Today, eight of ten homes and businesses still use clunky dial-up technology to access the web. Broadband technology is more than a decade old and still it's a rarity in most areas. This makes no sense: It's as if we're still playing phonographs or using rotary phones. A hallmark of the U.S. era of high-tech innovation has been to spread the technological breakthroughs to the great middle class in short order. But after a decade, few Americans are hooked up to broadband service.

Why the still-lingering digital divide between the information haves and have-nots? Because outdated government regulation is stifling the private-sector investment needed to build the network.

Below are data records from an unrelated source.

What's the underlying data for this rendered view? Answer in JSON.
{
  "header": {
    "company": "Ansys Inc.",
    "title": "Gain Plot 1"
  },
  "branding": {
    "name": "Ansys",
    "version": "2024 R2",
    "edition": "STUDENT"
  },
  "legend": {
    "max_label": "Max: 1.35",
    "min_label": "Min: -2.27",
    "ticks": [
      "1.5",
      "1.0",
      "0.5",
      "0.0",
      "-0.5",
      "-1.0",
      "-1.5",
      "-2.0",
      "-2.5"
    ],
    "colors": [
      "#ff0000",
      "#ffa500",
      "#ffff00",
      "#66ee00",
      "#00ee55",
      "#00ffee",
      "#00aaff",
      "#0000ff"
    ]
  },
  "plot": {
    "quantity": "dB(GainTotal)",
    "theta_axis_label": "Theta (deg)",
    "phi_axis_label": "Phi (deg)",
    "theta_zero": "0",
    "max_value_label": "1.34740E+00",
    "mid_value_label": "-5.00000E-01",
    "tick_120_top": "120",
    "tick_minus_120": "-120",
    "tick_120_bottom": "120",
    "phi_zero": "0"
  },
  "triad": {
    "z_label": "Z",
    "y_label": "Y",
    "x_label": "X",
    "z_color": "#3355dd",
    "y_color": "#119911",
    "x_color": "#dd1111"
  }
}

Technology analyst George Gilder argues that today's regulation "privatizes the risk and socializes the benefit." Here's how it works: When a phone company risks its own money to wire homes and businesses to broadband, the federal government forces it to open its network to competitors at money-losing, government-set rates. This prevents the original investors from capturing the full value of its risk-taking expenditures.

A predictable result was the collapse in telecom investment over the past 18 months. In 2001, telecom investment contracted by $75 billion, a 15% decline, according to NR's own Larry Kudlow. That's one of the biggest reasons why the telecom industry shed over 317,000 jobs last year — the largest job loss for any industry ever recorded in a single year.

By some estimates, it will cost telecom companies some $200 billion of added broadband investment to lay down the cables to bring this technology into most homes and businesses. How can this investment be accelerated? One answer is for Congress to allow businesses to write off their mega-investments the year they're made. But it must also create a fair-minded regulatory structure that allows those firms that make the investments to reap financial rewards. This means eliminating free-riding competitor access without fair payment.

What's the alternative to Tauzin-Dingell? Sen. Daschle wants tax credits, business subsidies, and a concoction of other corporate welfare giveaways. That's a recipe for destroying the industry, not for reviving it.

The Left talks a lot about closing the digital divide between the information haves and have-nots. This week Congress has an opportunity to do just that.